The United Nations has allocated $20 million to urgently ramp up the response to the alarming food security and nutrition crisis in the north-east of Nigeria.
According to the Press Briefing at the United Nations Headquarter in New York, United States on Tuesday, the Spokesman disclosed this, said $9 million from the Central Emergency Response Fund (CERF) and $11 million from the Nigeria Humanitarian Fund.
He said, “We will support the Government-led response efforts across Borno, Adamawa and Yobe states. Assistance includes […] ready-to-eat food, access to clean water, health care and agriculture support”.
Stating that almost 700,000 children under five are likely to suffer from life-threatening severe acute malnutrition this year in this region and more than half a million people may face emergency levels of food insecurity during the lean season from June to August.
UN Spokesman noted that the emergency funding will help jump start the response, but humanitarian partners need more to prevent widespread hunger, malnutrition. “The $1.3 billion humanitarian response plan for Nigeria is only 26 per cent funded”.
In the lean season which coincides with the rainy season, when the incidence of acute watery diarrhoea, cholera, malaria and other diseases increases, aggravating precarious situation of malnourished children.
“Extremely high rates of acute malnutrition and deaths are predicted unless there is a rapid and significant scale up of humanitarian assistance,” warned by Matthias Schmale, the Humanitarian Coordinator for Nigeria.
“Government, donors and the international community must make urgent funding available to protect the lives and future of vulnerable children in north-east Nigeria”, he added.

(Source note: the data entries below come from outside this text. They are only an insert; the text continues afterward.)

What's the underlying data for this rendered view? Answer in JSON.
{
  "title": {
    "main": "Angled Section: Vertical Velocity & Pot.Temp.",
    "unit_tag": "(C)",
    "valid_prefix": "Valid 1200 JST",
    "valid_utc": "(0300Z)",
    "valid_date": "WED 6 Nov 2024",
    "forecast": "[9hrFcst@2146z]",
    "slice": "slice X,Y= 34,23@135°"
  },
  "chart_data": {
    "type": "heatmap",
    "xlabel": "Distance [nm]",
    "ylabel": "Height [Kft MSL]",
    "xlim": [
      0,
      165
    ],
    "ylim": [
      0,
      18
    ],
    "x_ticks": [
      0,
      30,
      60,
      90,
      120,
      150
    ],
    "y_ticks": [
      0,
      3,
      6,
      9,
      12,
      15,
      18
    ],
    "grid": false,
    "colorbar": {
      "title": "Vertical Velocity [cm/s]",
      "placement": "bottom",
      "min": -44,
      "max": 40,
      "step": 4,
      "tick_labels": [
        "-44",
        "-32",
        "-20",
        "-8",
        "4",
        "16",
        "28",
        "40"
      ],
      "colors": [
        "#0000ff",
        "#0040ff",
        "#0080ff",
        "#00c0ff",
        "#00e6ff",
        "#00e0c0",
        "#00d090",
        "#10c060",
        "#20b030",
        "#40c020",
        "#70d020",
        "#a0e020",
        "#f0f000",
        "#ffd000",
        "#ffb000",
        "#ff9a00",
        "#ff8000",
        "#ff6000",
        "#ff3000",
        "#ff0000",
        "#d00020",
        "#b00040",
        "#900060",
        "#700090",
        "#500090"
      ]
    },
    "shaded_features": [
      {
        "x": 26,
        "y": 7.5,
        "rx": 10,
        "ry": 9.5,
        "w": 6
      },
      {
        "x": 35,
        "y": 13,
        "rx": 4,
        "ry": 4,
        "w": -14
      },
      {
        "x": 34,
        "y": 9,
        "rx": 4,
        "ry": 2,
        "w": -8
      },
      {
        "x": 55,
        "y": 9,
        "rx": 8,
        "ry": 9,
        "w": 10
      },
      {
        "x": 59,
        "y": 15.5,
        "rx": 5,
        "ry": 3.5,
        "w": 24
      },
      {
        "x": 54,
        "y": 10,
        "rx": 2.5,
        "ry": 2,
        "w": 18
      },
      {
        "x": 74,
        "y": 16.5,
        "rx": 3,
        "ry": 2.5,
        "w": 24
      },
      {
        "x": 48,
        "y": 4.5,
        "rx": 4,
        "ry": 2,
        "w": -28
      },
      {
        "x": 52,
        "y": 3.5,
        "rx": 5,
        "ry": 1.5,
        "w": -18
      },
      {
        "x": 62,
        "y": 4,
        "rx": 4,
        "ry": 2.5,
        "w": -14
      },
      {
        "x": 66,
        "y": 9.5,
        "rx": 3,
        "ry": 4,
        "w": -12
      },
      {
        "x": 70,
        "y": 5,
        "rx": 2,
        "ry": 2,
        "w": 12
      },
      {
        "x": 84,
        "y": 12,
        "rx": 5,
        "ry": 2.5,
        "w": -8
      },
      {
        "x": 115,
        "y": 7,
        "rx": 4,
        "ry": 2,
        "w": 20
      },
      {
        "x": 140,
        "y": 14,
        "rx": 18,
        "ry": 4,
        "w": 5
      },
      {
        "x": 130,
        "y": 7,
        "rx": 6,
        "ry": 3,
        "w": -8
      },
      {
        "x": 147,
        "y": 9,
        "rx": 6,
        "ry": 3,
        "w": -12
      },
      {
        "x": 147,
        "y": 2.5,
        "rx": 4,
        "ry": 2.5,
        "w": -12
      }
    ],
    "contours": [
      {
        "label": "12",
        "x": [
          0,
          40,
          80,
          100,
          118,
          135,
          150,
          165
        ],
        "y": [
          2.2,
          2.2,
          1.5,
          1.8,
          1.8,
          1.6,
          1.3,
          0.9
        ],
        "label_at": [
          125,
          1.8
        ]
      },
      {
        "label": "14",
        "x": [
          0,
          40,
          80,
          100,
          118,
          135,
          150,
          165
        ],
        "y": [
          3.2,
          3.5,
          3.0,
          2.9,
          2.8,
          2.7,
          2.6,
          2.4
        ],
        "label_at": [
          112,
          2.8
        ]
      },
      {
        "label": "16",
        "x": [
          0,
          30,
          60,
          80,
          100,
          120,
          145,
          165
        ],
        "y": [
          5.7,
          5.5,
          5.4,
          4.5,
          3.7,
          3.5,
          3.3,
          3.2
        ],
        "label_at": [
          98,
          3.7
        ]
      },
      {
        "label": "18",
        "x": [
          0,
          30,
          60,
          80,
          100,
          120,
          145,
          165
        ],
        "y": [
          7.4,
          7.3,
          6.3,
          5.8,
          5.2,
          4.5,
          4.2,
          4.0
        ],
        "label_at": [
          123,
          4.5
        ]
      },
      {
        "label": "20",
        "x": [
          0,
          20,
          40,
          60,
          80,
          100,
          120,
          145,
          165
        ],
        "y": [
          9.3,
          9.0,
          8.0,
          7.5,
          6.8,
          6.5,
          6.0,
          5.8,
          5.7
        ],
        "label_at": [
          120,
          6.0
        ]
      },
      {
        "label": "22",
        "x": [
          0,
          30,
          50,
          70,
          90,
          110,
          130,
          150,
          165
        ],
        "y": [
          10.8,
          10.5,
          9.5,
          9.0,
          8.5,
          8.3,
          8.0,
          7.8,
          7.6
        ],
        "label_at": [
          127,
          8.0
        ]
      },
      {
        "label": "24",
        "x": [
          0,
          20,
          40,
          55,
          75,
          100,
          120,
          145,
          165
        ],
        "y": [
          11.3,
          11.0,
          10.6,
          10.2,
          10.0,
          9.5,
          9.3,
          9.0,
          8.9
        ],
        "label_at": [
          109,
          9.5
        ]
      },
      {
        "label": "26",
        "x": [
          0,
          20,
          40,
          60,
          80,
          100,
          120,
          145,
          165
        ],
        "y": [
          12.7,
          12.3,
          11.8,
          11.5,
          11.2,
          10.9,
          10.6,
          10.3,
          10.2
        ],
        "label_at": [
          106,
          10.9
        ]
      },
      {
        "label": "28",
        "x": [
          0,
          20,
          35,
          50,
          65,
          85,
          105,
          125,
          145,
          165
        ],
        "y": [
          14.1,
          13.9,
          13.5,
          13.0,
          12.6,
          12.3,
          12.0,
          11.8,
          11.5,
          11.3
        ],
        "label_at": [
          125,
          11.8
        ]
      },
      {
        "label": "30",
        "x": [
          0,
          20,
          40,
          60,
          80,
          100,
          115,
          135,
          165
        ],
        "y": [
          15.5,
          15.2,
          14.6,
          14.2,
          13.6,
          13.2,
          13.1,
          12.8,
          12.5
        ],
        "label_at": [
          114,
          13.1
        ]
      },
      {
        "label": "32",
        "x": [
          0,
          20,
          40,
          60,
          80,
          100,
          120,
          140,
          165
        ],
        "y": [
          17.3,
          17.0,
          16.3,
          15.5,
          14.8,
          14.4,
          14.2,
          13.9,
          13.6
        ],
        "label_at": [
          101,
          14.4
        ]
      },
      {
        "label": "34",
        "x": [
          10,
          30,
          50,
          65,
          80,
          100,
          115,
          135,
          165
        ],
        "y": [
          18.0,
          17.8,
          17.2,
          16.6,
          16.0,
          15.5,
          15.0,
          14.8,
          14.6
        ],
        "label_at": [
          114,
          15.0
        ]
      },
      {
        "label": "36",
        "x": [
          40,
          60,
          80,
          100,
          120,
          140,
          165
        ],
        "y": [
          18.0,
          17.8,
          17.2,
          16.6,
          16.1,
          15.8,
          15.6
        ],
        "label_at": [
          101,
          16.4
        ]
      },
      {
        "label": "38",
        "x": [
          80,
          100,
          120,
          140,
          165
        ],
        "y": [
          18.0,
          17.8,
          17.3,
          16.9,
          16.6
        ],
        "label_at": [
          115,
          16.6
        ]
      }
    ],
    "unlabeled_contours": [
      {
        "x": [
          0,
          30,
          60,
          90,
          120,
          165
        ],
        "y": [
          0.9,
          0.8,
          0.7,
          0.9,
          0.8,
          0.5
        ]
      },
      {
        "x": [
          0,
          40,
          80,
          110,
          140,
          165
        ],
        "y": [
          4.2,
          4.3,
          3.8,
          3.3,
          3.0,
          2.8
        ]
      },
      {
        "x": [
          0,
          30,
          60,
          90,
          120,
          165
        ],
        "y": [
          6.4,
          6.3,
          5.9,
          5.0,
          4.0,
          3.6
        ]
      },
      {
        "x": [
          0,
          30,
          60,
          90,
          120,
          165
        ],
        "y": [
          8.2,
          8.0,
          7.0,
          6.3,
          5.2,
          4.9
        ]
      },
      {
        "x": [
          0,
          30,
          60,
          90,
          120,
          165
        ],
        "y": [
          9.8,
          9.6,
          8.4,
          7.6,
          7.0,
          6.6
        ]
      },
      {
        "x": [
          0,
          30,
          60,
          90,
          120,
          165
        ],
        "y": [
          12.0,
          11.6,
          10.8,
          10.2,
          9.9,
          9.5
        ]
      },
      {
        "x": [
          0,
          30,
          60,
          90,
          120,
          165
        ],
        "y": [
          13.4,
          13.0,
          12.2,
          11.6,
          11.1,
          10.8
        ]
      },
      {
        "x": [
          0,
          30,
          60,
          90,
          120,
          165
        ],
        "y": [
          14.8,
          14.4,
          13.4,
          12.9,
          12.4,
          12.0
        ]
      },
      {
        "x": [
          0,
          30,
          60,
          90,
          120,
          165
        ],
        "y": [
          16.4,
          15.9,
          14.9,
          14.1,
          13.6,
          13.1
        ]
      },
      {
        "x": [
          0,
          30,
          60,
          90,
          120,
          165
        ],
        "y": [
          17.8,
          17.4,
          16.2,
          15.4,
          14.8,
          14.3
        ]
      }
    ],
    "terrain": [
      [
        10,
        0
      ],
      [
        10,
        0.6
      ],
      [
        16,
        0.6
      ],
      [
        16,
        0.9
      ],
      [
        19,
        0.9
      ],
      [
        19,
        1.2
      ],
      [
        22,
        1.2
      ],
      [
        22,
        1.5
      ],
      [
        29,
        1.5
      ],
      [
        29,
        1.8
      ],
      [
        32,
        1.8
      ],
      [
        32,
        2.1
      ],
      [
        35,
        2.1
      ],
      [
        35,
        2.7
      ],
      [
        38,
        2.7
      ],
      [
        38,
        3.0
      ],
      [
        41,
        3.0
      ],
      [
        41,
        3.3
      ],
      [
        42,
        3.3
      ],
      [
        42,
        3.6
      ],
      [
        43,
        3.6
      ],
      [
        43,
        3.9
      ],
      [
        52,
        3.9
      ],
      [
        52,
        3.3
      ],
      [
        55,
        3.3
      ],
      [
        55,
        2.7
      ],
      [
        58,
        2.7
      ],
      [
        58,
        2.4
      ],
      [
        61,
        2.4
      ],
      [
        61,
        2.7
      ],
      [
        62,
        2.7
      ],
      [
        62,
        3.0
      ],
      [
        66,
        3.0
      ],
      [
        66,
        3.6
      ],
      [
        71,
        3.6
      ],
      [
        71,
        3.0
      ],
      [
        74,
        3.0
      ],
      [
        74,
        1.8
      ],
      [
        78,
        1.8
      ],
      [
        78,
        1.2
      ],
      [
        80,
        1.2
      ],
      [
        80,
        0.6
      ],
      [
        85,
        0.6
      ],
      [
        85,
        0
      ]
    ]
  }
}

It stated further that the bulk of the CERF allocation, $6 million, will go to the World Food Programme for food security interventions (including food and voucher assistance) for 95,000 extremely food-insecure people in three garrison towns of Borno State.
Some $2 million will go to the UN Children’s Fund for the prevention and treatment of acute malnutrition (including providing ready-to-eat therapeutic food and Tom Brown solutions (a nutrient-rich locally produced supplementary food).
And $1million will go to the Food and Agriculture Organization for seeds, tools and other agricultural livelihood support to boost local production of nutritious foods to build resilience.
Most of the NHF funding ($11 million) will go towards improving access to clean water and sanitation hygiene, and nutrition (including reactivating, sustaining and scaling up the bed capacity at stabilization centres and scaling up outpatient therapeutic feeding programmes).
The rest of the funding will go to healthcare (including the integrated management of childhood illnesses and complicated SAM cases), and to protection services with a focus on gender-based violence, child protection and mine action.